だしています。しかも魚体がでかく、ずっしりしています。

ただ、ニシンを売る体制が取れていないので、ほぼオホーツク海側の紋別の

すり身会社が一挙に引き受けているそうです。キロ〇〇の値段はびっくりする

ほど安いそうです。

19日に野付半島に行ってみると防波堤にオジロワシがずらりと並び、止まって

いました。ほぼ幼鳥か、繁殖までに時間のある若者たちです。

みんなは沖の方をじっと見ています。鳥集まるところ事件あり。これ、私の鉄則。

海辺に降りてみると、ひとところに10数羽のオジロワシが止まっていました。

飛んでいく個体、次々に沖に向かいます。200m、300mほどの沖合に出ると顔を

下に向け、海の中を覗き込んでいます。

ホバリングして空中で止まると、急降下して行きます。

海面すれすれに来ると体をくの字に曲げ、翼を後ろに引き、脚を前に突き出し

ます。そこで海の中に脚を入れ、一握り。

指が握ったものは30㎝はあるニシンです。

急上昇して上空で魚を握り直し、両脚で持ちました。そこから陸に向け旋回し、

懸命に飛び始めます。

そうしないと、後ろから別なオジロワシが追跡してきます。ウミネコも数羽で

横取りしに来ます。

脚が使えないので、威嚇さえもできません。必死です。

ニシンの群れが移動して行くとオジロワシはじっとして待ちます。
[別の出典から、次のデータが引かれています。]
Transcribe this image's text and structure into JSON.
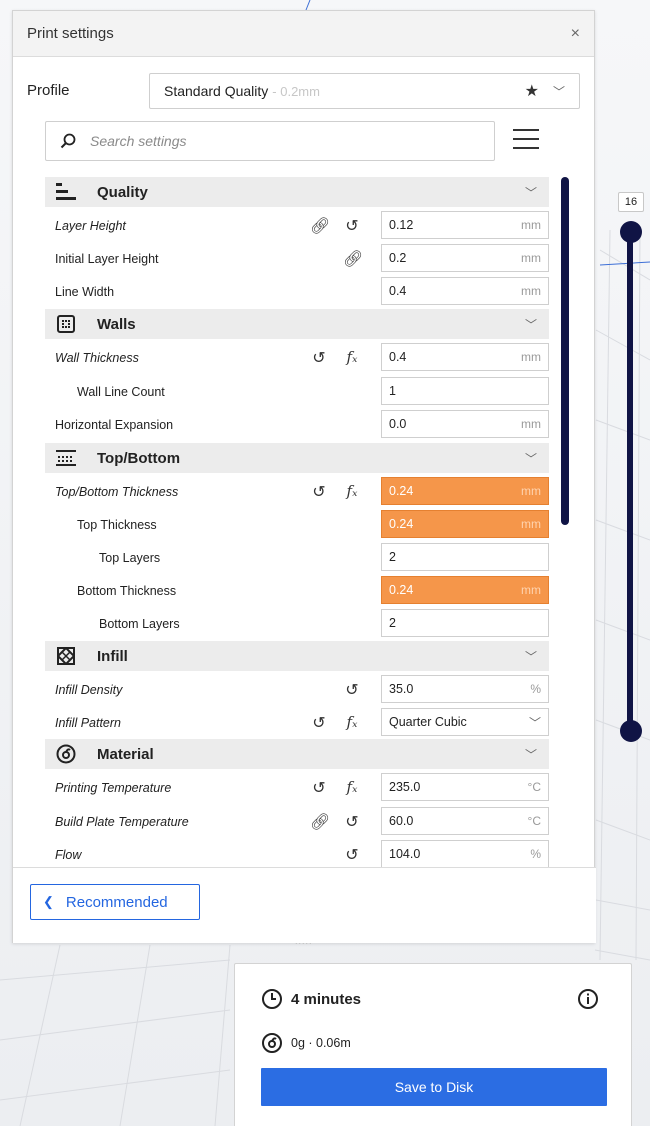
{
  "panel": {
    "title": "Print settings",
    "close_glyph": "×",
    "profile_label": "Profile",
    "profile_value": "Standard Quality",
    "profile_sub": " - 0.2mm",
    "search_placeholder": "Search settings",
    "recommended_label": "Recommended",
    "grip": "....."
  },
  "categories": {
    "quality": "Quality",
    "walls": "Walls",
    "topbottom": "Top/Bottom",
    "infill": "Infill",
    "material": "Material"
  },
  "settings": {
    "layer_height": {
      "label": "Layer Height",
      "value": "0.12",
      "unit": "mm"
    },
    "initial_layer_height": {
      "label": "Initial Layer Height",
      "value": "0.2",
      "unit": "mm"
    },
    "line_width": {
      "label": "Line Width",
      "value": "0.4",
      "unit": "mm"
    },
    "wall_thickness": {
      "label": "Wall Thickness",
      "value": "0.4",
      "unit": "mm"
    },
    "wall_line_count": {
      "label": "Wall Line Count",
      "value": "1"
    },
    "horizontal_expansion": {
      "label": "Horizontal Expansion",
      "value": "0.0",
      "unit": "mm"
    },
    "top_bottom_thickness": {
      "label": "Top/Bottom Thickness",
      "value": "0.24",
      "unit": "mm"
    },
    "top_thickness": {
      "label": "Top Thickness",
      "value": "0.24",
      "unit": "mm"
    },
    "top_layers": {
      "label": "Top Layers",
      "value": "2"
    },
    "bottom_thickness": {
      "label": "Bottom Thickness",
      "value": "0.24",
      "unit": "mm"
    },
    "bottom_layers": {
      "label": "Bottom Layers",
      "value": "2"
    },
    "infill_density": {
      "label": "Infill Density",
      "value": "35.0",
      "unit": "%"
    },
    "infill_pattern": {
      "label": "Infill Pattern",
      "value": "Quarter Cubic"
    },
    "printing_temperature": {
      "label": "Printing Temperature",
      "value": "235.0",
      "unit": "°C"
    },
    "build_plate_temperature": {
      "label": "Build Plate Temperature",
      "value": "60.0",
      "unit": "°C"
    },
    "flow": {
      "label": "Flow",
      "value": "104.0",
      "unit": "%"
    }
  },
  "layer_slider": {
    "top_value": "16"
  },
  "output": {
    "time": "4 minutes",
    "material": "0g · 0.06m",
    "save_label": "Save to Disk"
  },
  "colors": {
    "accent": "#2b6de3",
    "warning": "#f5964a",
    "slider": "#101445"
  }
}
きっと回遊して

来ることを知っているのです。

以前はコマイでしたが、今はニシンが産卵しに来るのです。

ヤーレン ソーラン ソーラン ソーラン ソーラン ソーラン にしん来たかと 

かもめ問えばとえば わたしゃ立つ鳥たつとり 波に聞け チョイ ヤサエ エンヤンサーノ 

ドッコイショ ア ドッコイショ ドッコイショ

野付半島ではカモメではなく、オジロワシに聞けの方がいいようです。


夕暮れの干潟

2020-04-21 18:15:48 | カモ類

春の干潟はどの季節よりも海水の引き方が大きく、広大に出てきます。春分を

境に太陽が近くなるせいです。より海水が引っぱられのです。

おばんです。小太郎でごじゃります。

             ★ 夕暮れの干潟 ★

特に4月、5月は干潟が広大に出てきます。見事です。ずっと待ちどうしかった

季節です。

干潟は生き物の宝庫です。プランクトンのような小さな生き物からそれを食べ

て生きている貝やカニ、小魚、ゴカイ、ありとあらゆる生き物が生息しています。

そんな生き物を食べに鳥たちが北上してきます。オオハクチョウをはじめとする

水鳥たち。カモやシギチドリが干潟に集まります。

全国各地、東南アジア、オセアニアなどで冬を越していた鳥たちが繁殖地の寒冷

地に向うときに寄って行きます。

4月はまさに鳥たちが集まるピークになります。アマモが一面に生える干潟は彼ら

の食事どころです。夕方に干潟ができる時間帯はヒドリガモやオナガガモ、コガ

モ、マガモ、ヨシガモたちが好きな場所に集まり、ひたすら食べることに専心し

ます。

空の茜色が反射すると彼らの黒い影が点々と浮かび上がり、彼らの多さを知らせ

てくれます。潮がどんどん引くと隠れていた干潟が現れ、彼らが移動してきます。

飛び立ってくると干潟で数えてみた数よりずっと多いのに感激します。降りてい

るとまともに数を数えるのは無理なことを悟らされます。

にぎゃかで、楽しくなる時間帯です。


オオハクチョウ・渡りの前に

2020-04-20 15:36:49 | オオハクチョウのいる風景

今年の冬の積雪は例年に比べ3分の1ほどでした。立春を過ぎ日射しが強くなっ

雪が急速に融けました。牧草の新芽が出てきたのも早かったようです。

しかし・・・。

おばんです。小太郎でごじゃります。

         ★ オオハクチョウ・渡りの前に ★

雪が少なかったせいで、地面の凍土深度が深くまで進んでいました。凍ったせ

いで土が盛り上がり、解凍が遅いのです。表面は少し融けているだけで、掘っ

てみるとかちんかちんでスコップが弾き飛ばされます。

それでも牧草は新芽を伸ばし始めます。雪がない分、オオハクチョウは新芽の

先をくちばしで千切り食べます。新芽は栄養分が多いので、枯れ草を食べるより

ずっと体力づくりには役立ちます。

デントコーン畑のようにひとところに集まらなくていいのです。車で走って見

ていくのですが、今年は家族単位で牧草地に降りていることが多かったです。

そのせいか、のんびりとしている光景がよく見られました。

これから体力を付け、4月下旬の旅立ちまで待機します。